Two further influences on human variation that have yet to be addressed significantly in osteoporosis include copy number variation (CNV) and gene-gene interaction. CNV is known to be common throughout the genome and is likely to influence gene expression. High-throughput, accurate genotyping methods for CNV are still in development, but array-based methods show promise. Gene-gene interaction is known from mouse models to influence skeletal development significantly [55] and is thus likely also to contribute to human skeletal development. All genome-wide association studies to date have been single-marker studies, but it is likely that once sufficient cases have been screened, more complex genetic models will be tested.

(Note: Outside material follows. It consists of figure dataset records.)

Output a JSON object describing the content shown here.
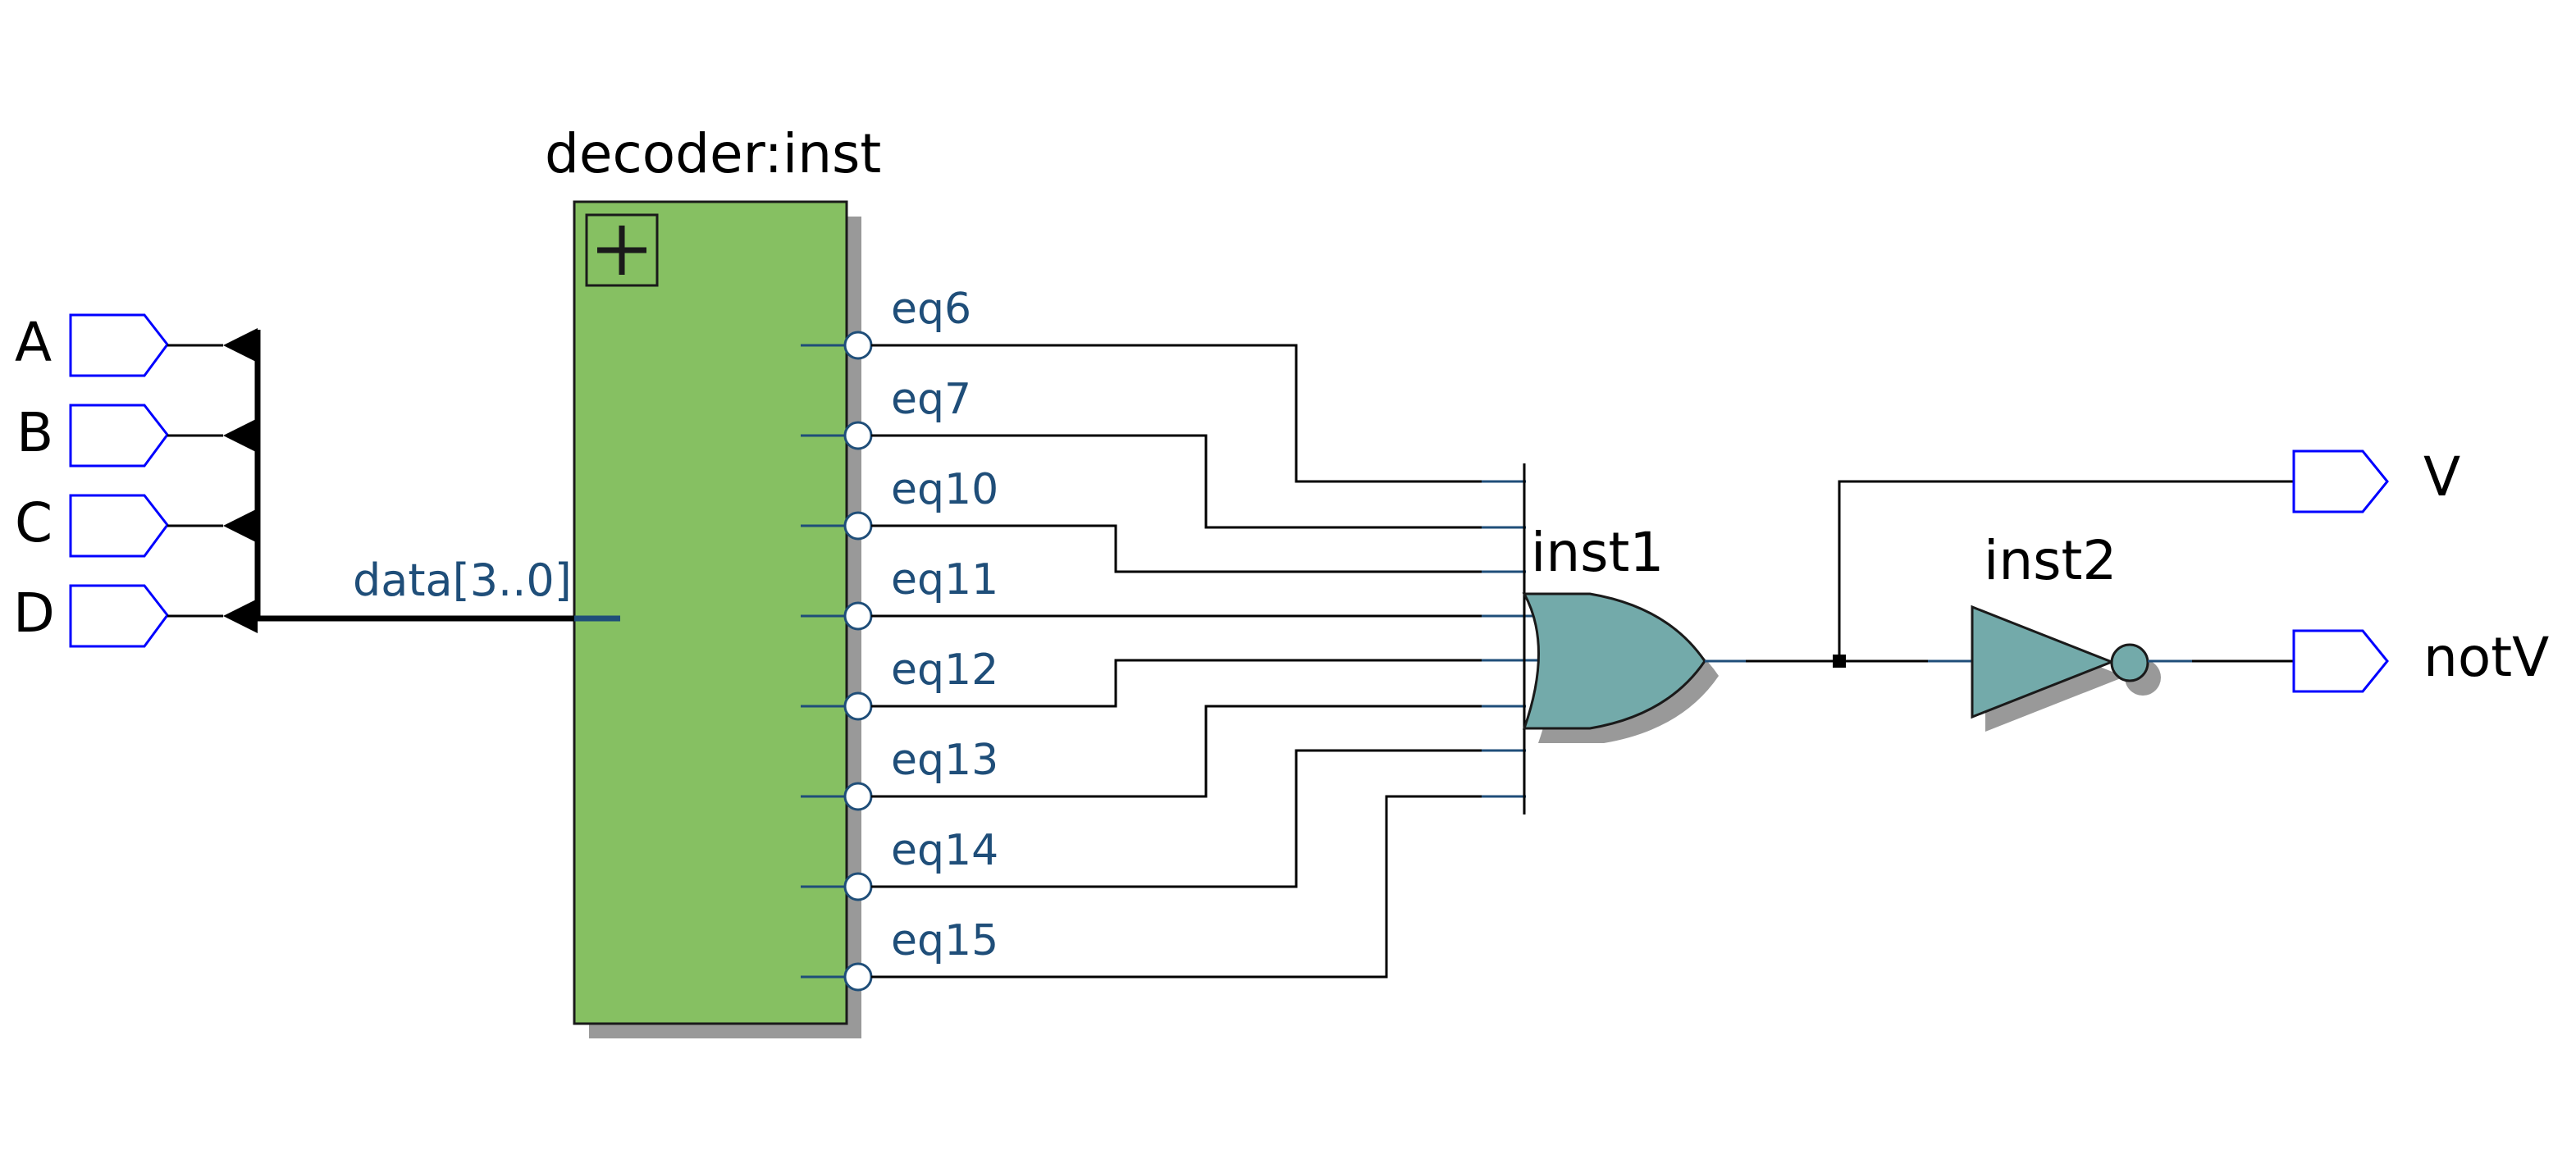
{
  "inputs": [
    "A",
    "B",
    "C",
    "D"
  ],
  "bus_label": "data[3..0]",
  "decoder": {
    "name": "decoder:inst",
    "outputs": [
      "eq6",
      "eq7",
      "eq10",
      "eq11",
      "eq12",
      "eq13",
      "eq14",
      "eq15"
    ]
  },
  "or_gate": {
    "name": "inst1"
  },
  "not_gate": {
    "name": "inst2"
  },
  "outputs": [
    "V",
    "notV"
  ],
  "colors": {
    "decoder_fill": "#86c062",
    "gate_fill": "#73aaaa",
    "pin_stroke": "#0000ff",
    "port_label": "#1f4e79",
    "shadow": "#999999"
  }
}
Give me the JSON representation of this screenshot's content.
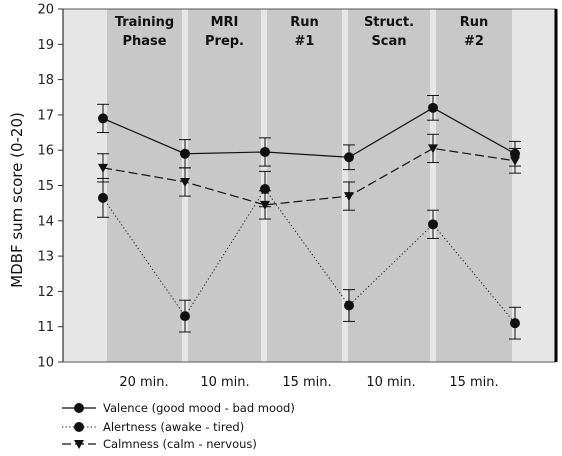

Mouse genetics to date has contributed much to what we know about the genetic epidemiology of bone fragility and associated phenotypes, such as BMD and bone microarchitecture. Hypothesis-free gene mapping of bone fragility genes has made slow progress though. Congenic approaches, investigating the genetic causes of differences in bone parameters between inbred mouse strains, has yielded some success in the identification of Alox12, implicating the lipoxygenase system in osteoporosis [56]. However, the inbred nature of the mice restricts the mapping resolution that can be obtained, and most established linkages with bone parameters have not resulted in identification of the causative gene. An alternate approach is ENU mutagenesis, in which male mice are treated with the alkylating agent ethinyl-nitrosourea, causing point mutations in sperm DNA. Offspring of these mice carry these mutations. By screening thousands of offspring of mutagenized mice, mice with phenotypes generally caused by monogenic point mutations caused by the ENU can be identified. These monogenic variants are much easier to map than congenic genes, and because the mutations concerned are not as severe as knock-out or knock-in methods, the models are more physiological. This approach is being used by a number of groups worldwide to create new mouse models of osteoporosis.

Conclusion

This is a time of great excitement in the world of genetics generally, and in osteoporosis genetics specifically. The publication of the Wellcome Trust Case Control Consortium (less than 12 months ago at the time of writing) [57] was not only an enormous leap forward in identifying that genes that underlie complex genetic disorders such as inflammatory bowel disease, ankylosing spondylitis, and type 1 diabetes. It also provided proof that the approach adopted was going to work for other complex quantitative traits such as osteoporosis. The success of early genome-wide association studies in osteoporosis supports this position. Already, these studies have identified novel pathways that contribute to control of BMD and bone fragility with possible therapeutic targets. The possibility of genetic prognostic tests, adding to existing predictive information from BMD, is likely to become a reality within the next decade. Hopefully, the frustrations of the past few decades have taught the genetics community that careful phenotyping, sophisticated study design, adequately powered cohorts, and collaboration are key elements to successful gene identification. We have finished with the beginning and can now see ways and means to achieve a successful future.

Abbreviations

BMD: bone mineral density; CNV: copy number variation; ENU: ethinyl-nitrosourea; LRP5: lipoprotein-related receptor protein 5; SNP: single nucleotide polymorphism.

Competing interests

The authors declare that they have no competing interests.